On credit, no one is really that concerned. Or at least they wouldn’t publicly admit it if they were.
Investors are not seeing too many positive catalysts as we work through earnings. Are cautiously optimistic on the industry. Would love to see a decrease in volatility.
Buzzword of the year so far is “clean quarters”. I keep hearing people say we’re going to post “clean quarters” and sometimes the quarters they’re posting aren’t even clean to begin with. But I digress.

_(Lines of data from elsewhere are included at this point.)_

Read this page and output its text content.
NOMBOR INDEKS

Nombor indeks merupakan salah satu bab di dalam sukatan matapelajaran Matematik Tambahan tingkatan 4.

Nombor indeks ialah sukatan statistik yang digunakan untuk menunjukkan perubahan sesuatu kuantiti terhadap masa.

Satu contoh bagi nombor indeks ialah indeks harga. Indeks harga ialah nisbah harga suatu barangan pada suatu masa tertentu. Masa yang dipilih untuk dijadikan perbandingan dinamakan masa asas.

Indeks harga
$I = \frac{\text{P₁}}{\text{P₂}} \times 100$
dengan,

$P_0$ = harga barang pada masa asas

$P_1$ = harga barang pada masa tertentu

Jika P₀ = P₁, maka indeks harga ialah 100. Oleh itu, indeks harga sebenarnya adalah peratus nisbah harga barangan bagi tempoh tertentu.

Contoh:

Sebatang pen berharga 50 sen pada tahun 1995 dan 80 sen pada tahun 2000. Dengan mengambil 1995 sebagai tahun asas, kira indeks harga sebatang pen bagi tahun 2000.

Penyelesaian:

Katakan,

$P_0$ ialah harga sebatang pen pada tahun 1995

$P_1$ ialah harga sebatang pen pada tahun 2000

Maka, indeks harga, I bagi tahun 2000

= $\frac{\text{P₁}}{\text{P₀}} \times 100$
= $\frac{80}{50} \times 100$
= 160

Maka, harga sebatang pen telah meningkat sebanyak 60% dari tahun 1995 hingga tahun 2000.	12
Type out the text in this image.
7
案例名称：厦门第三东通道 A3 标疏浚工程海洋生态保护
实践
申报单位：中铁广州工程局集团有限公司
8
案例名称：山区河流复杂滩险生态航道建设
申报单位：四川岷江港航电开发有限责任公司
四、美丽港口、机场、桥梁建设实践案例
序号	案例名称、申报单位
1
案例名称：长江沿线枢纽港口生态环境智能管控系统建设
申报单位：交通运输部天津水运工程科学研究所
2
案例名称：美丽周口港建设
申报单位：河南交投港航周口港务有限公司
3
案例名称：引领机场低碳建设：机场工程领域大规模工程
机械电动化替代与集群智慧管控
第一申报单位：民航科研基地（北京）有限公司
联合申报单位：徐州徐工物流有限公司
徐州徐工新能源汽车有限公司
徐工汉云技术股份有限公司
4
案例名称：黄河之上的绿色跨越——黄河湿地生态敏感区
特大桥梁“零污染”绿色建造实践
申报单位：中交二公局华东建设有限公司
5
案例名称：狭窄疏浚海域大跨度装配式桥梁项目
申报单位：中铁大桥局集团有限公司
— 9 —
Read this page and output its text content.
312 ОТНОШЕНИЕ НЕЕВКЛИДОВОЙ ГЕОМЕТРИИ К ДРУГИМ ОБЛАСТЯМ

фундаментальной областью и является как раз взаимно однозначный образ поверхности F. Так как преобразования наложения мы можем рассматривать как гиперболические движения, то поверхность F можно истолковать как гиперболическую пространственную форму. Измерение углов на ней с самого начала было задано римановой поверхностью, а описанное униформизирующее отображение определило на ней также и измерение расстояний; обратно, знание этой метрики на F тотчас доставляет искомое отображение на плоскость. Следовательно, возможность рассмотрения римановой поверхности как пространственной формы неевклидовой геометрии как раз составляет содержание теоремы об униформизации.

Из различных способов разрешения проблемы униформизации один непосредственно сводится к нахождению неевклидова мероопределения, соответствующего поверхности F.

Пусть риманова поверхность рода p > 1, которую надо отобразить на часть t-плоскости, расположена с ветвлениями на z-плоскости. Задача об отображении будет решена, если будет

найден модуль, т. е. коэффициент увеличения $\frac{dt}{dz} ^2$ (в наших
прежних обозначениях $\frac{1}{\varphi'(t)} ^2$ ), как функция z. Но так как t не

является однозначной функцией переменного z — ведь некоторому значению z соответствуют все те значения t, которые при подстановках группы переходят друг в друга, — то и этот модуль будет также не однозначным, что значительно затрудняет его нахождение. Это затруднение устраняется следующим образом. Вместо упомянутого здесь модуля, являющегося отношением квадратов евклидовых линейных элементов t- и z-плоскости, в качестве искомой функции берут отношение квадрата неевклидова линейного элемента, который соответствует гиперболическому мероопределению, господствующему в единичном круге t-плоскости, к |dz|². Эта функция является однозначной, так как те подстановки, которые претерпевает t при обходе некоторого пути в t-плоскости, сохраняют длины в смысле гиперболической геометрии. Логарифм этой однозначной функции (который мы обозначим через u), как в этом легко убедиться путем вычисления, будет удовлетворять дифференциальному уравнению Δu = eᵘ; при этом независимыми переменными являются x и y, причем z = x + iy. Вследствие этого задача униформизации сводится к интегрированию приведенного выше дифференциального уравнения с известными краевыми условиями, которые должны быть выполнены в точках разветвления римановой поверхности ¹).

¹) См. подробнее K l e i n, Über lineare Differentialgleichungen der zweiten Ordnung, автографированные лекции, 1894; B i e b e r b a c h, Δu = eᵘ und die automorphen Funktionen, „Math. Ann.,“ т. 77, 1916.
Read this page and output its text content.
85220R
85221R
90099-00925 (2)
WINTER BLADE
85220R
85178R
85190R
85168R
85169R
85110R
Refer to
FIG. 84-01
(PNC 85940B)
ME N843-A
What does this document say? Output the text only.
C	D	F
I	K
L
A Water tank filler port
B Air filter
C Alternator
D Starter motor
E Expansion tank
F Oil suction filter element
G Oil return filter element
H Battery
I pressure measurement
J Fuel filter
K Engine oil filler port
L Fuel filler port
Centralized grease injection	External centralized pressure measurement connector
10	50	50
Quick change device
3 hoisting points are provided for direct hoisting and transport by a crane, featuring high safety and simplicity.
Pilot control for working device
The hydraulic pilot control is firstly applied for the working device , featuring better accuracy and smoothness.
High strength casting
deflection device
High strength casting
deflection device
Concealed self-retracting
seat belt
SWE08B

Earnings should continue to grind higher. Smart bankers realize and others under appreciate how much slope matters to the banking industry. And with slope re-turning both NII and NIM should begin inflecting and trending higher. This should then too contribute some positive operating leverage to the industry as a whole. We’ve made it through the worst and not we’re (knock on wood) back to business as usual.
TBV Growth Always Plays
Longer term subscribers will know that a big focus in bank investing is to find companies that compound earnings and TBV. If your accounting is right, then your TBV should be the truest view in to core bank value. And we all know how earnings drive share prices. It should be no surprise then that the banks that have track records of growing TBV tend to be the ones that outperform (over the long run). Now of course you can (and some do) blow themselves up, which is what makes banks tough to invest in but for the most part finding compounders plays.
I’ll be updating the Growth Score rankings for the bank universe in the coming 4-6 weeks and dropping them out sporadically. I may just post to chat, but they will be for the premium community only. Thought is to start with U.S. banks north of $10 billion in assets and do Europe & maybe Japan too. You can catch up on recent analysis here TBV Growers and can see the top compounders of TBV over the past 5 years (T5 column) here.
Revisiting Western Alliance
And a last word on Western Alliance. I may be getting back in. You can find the past write up in the archives. The snapshot on their earnings is here.
Strong Q4 2024 results, with EPS up 46.6% year-over-year to $1.95 and tangible book value per share increasing 11.9% to $52.27. Net revenue grew 22.9% to $838.4 million, and pre-provision net revenue rose 12% quarter-over-quarter. Loan growth was steady at 6.7% year-over-year, driven by commercial and industrial lending, while deposits increased 19.9% year-over-year to $66.3 billion despite a seasonal decline of $1.7 billion. This always happens around this time because of the nature of their mortgage & escrow deposits. Net interest margin compressed by 13 basis points to 3.48% due to lower asset yields, though deposit costs improved by 27 basis points. The big fly in the ointment was that credit quality showed some deterioration, with non-performing assets rising to 0.65% of total assets and charge-offs increasing, leading to a $60 million provision for credit losses. Capital remains strong, with a CET1 ratio of 11.3%, supporting the bank’s forecast for continued earnings growth, margin expansion, and an expected high-teens return on tangible common equity by year-end 2025. Management felt confident on the conference call citing deposit stability and credit risk management but acknowledged ongoing commercial real estate challenges.
Lastly on Capital Stack
The preferred market appears to be back. Nothing like perpetual FIXED rate Tier 1 capital at 6.5%. When you compare that to permanent dilution via a common raise this is a cheap form of capital.
I’m not saying JPMorgan is the end all be all, but when they’re doing something like this you probably want to pay attention and see if you too can do it.
In coming weeks I plan to do the Growth Score updates, continue delving into Fintech and payments (if you didn’t read the FOUR write up, you should), and continue trying to simplify complex financials, produce winners, and have some fun while doing it. I appreciate you all.